When you pay Google for your PPC campaign, you don’t take out your credit card every time someone clicks on your ad.

Instead, you set a daily budget on the campaign level. So for each campaign, you can dictate how much money Google can spend on those ad placements per day.

I can say, I want to spend $300/day on my shoe campaign and $200/day on my shirt campaign, and Google won’t exceed those amounts.

What if all that money is spent in only an hour or two? After all, if you have highly relevant
or very popular keywords, you do run the risk of blowing through your budget quickly.

Well, Google also offers a feature that allows you to request that your budget be spread
out throughout the entire day. This works well for brands that want to establish a presence
throughout the day.

The daily budget cap is certainly a reassuring feature, especially for those who are just
starting out with paid search.

You can set a low budget when you get started, slowly begin measuring success and lead quality, and try your hand at optimizing your campaign before you really invest a lot of money in it.

Optimizing Ad Copy

Now, just because you set a daily budget of, say, $500, doesn’t mean that the entire budget will be spent every day.

Google will try to spend your full daily budget, but the ability to do so ultimately depends on your keywords, but also on the effectiveness of your ad copy.

If you can’t get anyone to click on your ads in the first place, you’re not going to be paying anything. This is why your ad copy is critical to an effective PPC campaign.

When it comes to creating your ad, there is essentially a formula for it, since Google limits
the number of characters you can use. The numbers you need to remember are: 3×30,
2×90, and 2×15.

You have headlines (30 characters each), which are displayed in blue text as the first line of
the ad. Then you have 255 characters (35 shown) for the display URL (also called the
“vanity URL”), which is not the actual URL to which your ad directs viewers, but is simply for display purposes.

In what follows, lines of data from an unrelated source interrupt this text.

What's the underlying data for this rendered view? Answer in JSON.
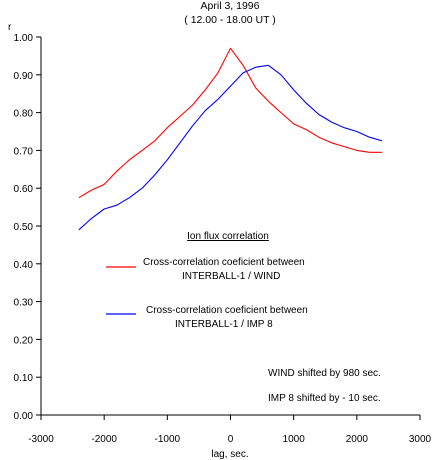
{
  "chart_data": {
    "type": "line",
    "title": "April 3, 1996",
    "subtitle": "( 12.00 - 18.00 UT )",
    "xlabel": "lag, sec.",
    "ylabel": "r",
    "xlim": [
      -3000,
      3000
    ],
    "ylim": [
      0.0,
      1.0
    ],
    "x_ticks": [
      "-3000",
      "-2000",
      "-1000",
      "0",
      "1000",
      "2000",
      "3000"
    ],
    "y_ticks": [
      "0.00",
      "0.10",
      "0.20",
      "0.30",
      "0.40",
      "0.50",
      "0.60",
      "0.70",
      "0.80",
      "0.90",
      "1.00"
    ],
    "legend_title": "Ion flux correlation",
    "series": [
      {
        "name": "Cross-correlation coeficient between INTERBALL-1 / WIND",
        "legend_line1": "Cross-correlation coeficient between",
        "legend_line2": "INTERBALL-1 / WIND",
        "color": "#ff0000",
        "x": [
          -2400,
          -2200,
          -2000,
          -1800,
          -1600,
          -1400,
          -1200,
          -1000,
          -800,
          -600,
          -400,
          -200,
          0,
          200,
          400,
          600,
          800,
          1000,
          1200,
          1400,
          1600,
          1800,
          2000,
          2200,
          2400
        ],
        "y": [
          0.575,
          0.595,
          0.61,
          0.645,
          0.675,
          0.7,
          0.725,
          0.76,
          0.79,
          0.82,
          0.86,
          0.905,
          0.97,
          0.925,
          0.865,
          0.83,
          0.8,
          0.77,
          0.755,
          0.735,
          0.72,
          0.71,
          0.7,
          0.695,
          0.695
        ]
      },
      {
        "name": "Cross-correlation coeficient between INTERBALL-1 / IMP 8",
        "legend_line1": "Cross-correlation coeficient between",
        "legend_line2": "INTERBALL-1 / IMP 8",
        "color": "#0000ff",
        "x": [
          -2400,
          -2200,
          -2000,
          -1800,
          -1600,
          -1400,
          -1200,
          -1000,
          -800,
          -600,
          -400,
          -200,
          0,
          200,
          400,
          600,
          800,
          1000,
          1200,
          1400,
          1600,
          1800,
          2000,
          2200,
          2400
        ],
        "y": [
          0.49,
          0.52,
          0.545,
          0.555,
          0.575,
          0.6,
          0.635,
          0.675,
          0.72,
          0.765,
          0.805,
          0.835,
          0.87,
          0.905,
          0.92,
          0.925,
          0.9,
          0.86,
          0.825,
          0.795,
          0.775,
          0.76,
          0.75,
          0.735,
          0.725
        ]
      }
    ],
    "annotations": [
      "WIND shifted by 980 sec.",
      "IMP 8 shifted by  - 10 sec."
    ],
    "grid": false
  }
}
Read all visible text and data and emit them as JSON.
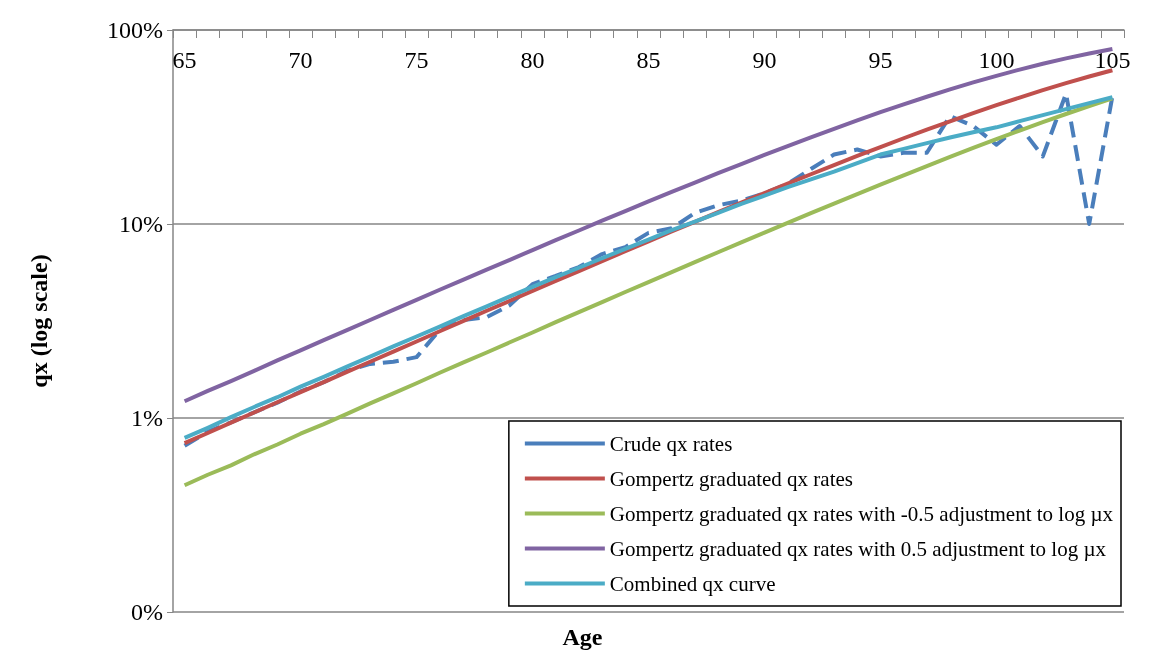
{
  "chart_data": {
    "type": "line",
    "xlabel": "Age",
    "ylabel": "qx (log scale)",
    "categories": [
      "65",
      null,
      null,
      null,
      null,
      "70",
      null,
      null,
      null,
      null,
      "75",
      null,
      null,
      null,
      null,
      "80",
      null,
      null,
      null,
      null,
      "85",
      null,
      null,
      null,
      null,
      "90",
      null,
      null,
      null,
      null,
      "95",
      null,
      null,
      null,
      null,
      "100",
      null,
      null,
      null,
      null,
      "105"
    ],
    "series": [
      {
        "name": "Crude qx rates",
        "color": "#4a7ebb",
        "line_style": "dashed",
        "values": [
          0.72,
          0.85,
          0.95,
          1.07,
          1.2,
          1.37,
          1.53,
          1.75,
          1.9,
          1.95,
          2.06,
          2.85,
          3.2,
          3.3,
          3.8,
          4.9,
          5.4,
          6.0,
          7.0,
          7.6,
          9.0,
          9.5,
          11.4,
          12.5,
          13.2,
          14.4,
          16.1,
          19.2,
          22.8,
          24.2,
          22.3,
          23.3,
          23.3,
          36,
          32,
          25.6,
          32,
          22.3,
          47,
          10,
          45.6
        ]
      },
      {
        "name": "Gompertz graduated qx rates",
        "color": "#c0504d",
        "line_style": "solid",
        "values": [
          0.742,
          0.837,
          0.946,
          1.067,
          1.205,
          1.36,
          1.53,
          1.73,
          1.95,
          2.2,
          2.48,
          2.8,
          3.16,
          3.56,
          4.01,
          4.52,
          5.09,
          5.72,
          6.44,
          7.24,
          8.14,
          9.15,
          10.26,
          11.51,
          12.91,
          14.45,
          16.16,
          18.05,
          20.13,
          22.42,
          24.93,
          27.67,
          30.64,
          33.84,
          37.29,
          40.97,
          44.85,
          48.94,
          53.2,
          57.58,
          62.03
        ]
      },
      {
        "name": "Gompertz graduated qx rates with -0.5 adjustment to log µx",
        "color": "#9bbb59",
        "line_style": "solid",
        "values": [
          0.45,
          0.51,
          0.57,
          0.65,
          0.73,
          0.83,
          0.93,
          1.05,
          1.19,
          1.34,
          1.51,
          1.71,
          1.93,
          2.17,
          2.45,
          2.76,
          3.12,
          3.51,
          3.96,
          4.46,
          5.02,
          5.65,
          6.36,
          7.15,
          8.04,
          9.03,
          10.14,
          11.38,
          12.74,
          14.27,
          15.96,
          17.83,
          19.9,
          22.16,
          24.65,
          27.35,
          30.3,
          33.48,
          36.9,
          40.55,
          44.42
        ]
      },
      {
        "name": "Gompertz graduated qx rates with 0.5 adjustment to log µx",
        "color": "#8064a2",
        "line_style": "solid",
        "values": [
          1.22,
          1.38,
          1.55,
          1.75,
          1.98,
          2.23,
          2.52,
          2.84,
          3.2,
          3.61,
          4.06,
          4.58,
          5.15,
          5.8,
          6.52,
          7.34,
          8.25,
          9.26,
          10.4,
          11.66,
          13.07,
          14.63,
          16.36,
          18.27,
          20.37,
          22.69,
          25.22,
          27.98,
          30.97,
          34.21,
          37.68,
          41.38,
          45.29,
          49.39,
          53.67,
          58.06,
          62.52,
          66.99,
          71.4,
          75.68,
          79.74
        ]
      },
      {
        "name": "Combined qx curve",
        "color": "#4bacc6",
        "line_style": "solid",
        "values": [
          0.79,
          0.89,
          1.01,
          1.14,
          1.28,
          1.45,
          1.63,
          1.84,
          2.07,
          2.34,
          2.63,
          2.96,
          3.34,
          3.75,
          4.22,
          4.74,
          5.32,
          5.95,
          6.66,
          7.44,
          8.3,
          9.3,
          10.3,
          11.4,
          12.7,
          14.0,
          15.5,
          17.0,
          18.6,
          20.6,
          22.8,
          24.4,
          26.1,
          27.9,
          29.7,
          31.5,
          33.9,
          36.4,
          39.1,
          42.0,
          45.0
        ]
      }
    ],
    "log": "y",
    "ylim": [
      0.1,
      100
    ],
    "yticks": [
      {
        "value": 0.1,
        "label": "0%"
      },
      {
        "value": 1,
        "label": "1%"
      },
      {
        "value": 10,
        "label": "10%"
      },
      {
        "value": 100,
        "label": "100%"
      }
    ],
    "grid": "y",
    "legend": "bottom right",
    "marker": "none"
  }
}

For example, if my ad is about polo shirts, I could set the display URL to be www.acme.com/polo-shirts, even if this isn’t the site to which I’m redirecting.

The URL to which you actually direct clicks to your ad is called the “destination URL.” These will often be longer and may contain tracking codes, which makes them messier – so of course, you wouldn’t want these displayed in your ads anyway.

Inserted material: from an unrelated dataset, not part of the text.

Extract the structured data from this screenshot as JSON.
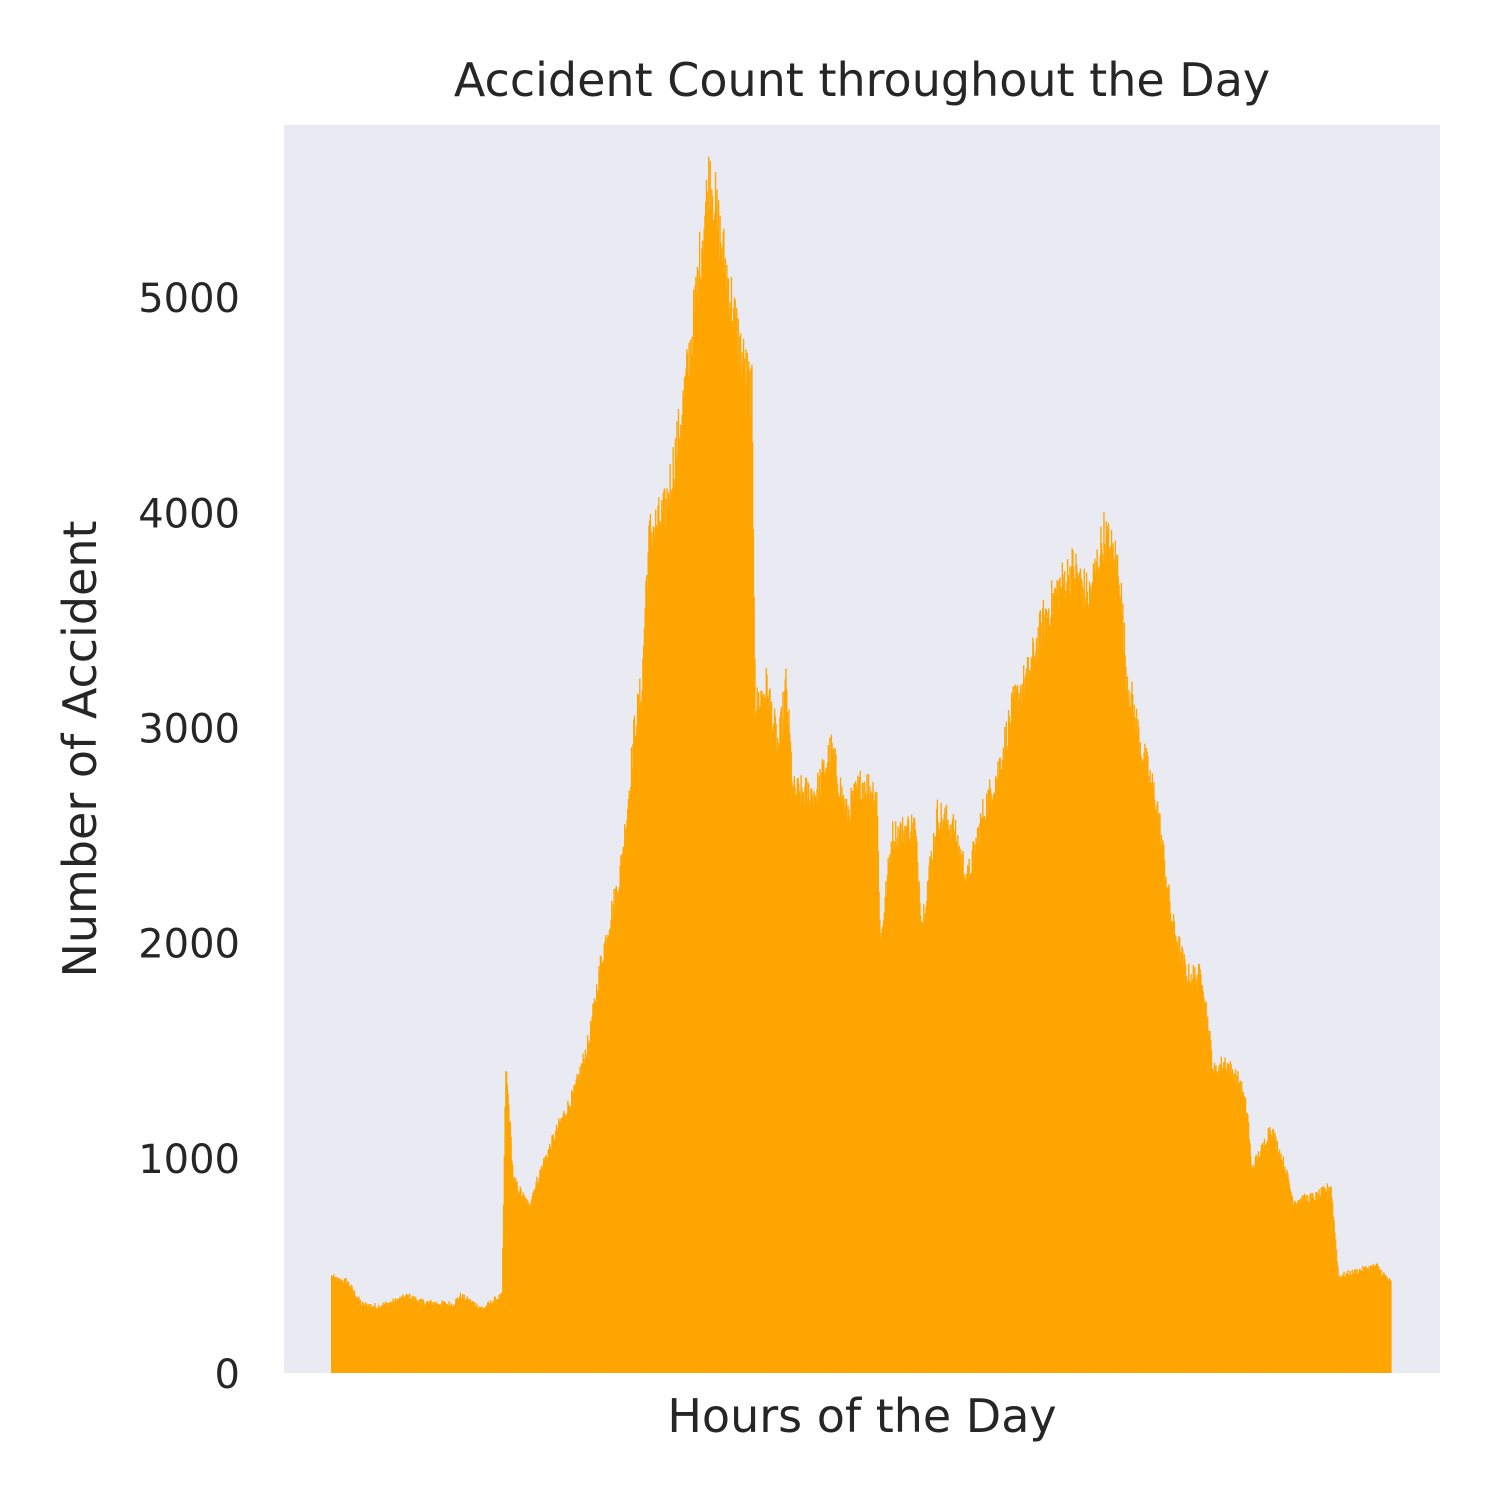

Then you have two description lines of 90 characters each. You’ll notice in the sample ad
below that there are actually a few incentives there.

The first line informs viewers that they can get a new office renovation. Even if they’re not convinced, they can learn more about the costs and benefits for free with an expert.

This is the typical format of a paid search ad, but Google is constantly testing, so if your ad
is displayed at the top of the search results, it may look different.

Whichever ad structure you’re working with, make sure you maximize use of the limited
number of characters you’re given, and make your ad as effective as possible.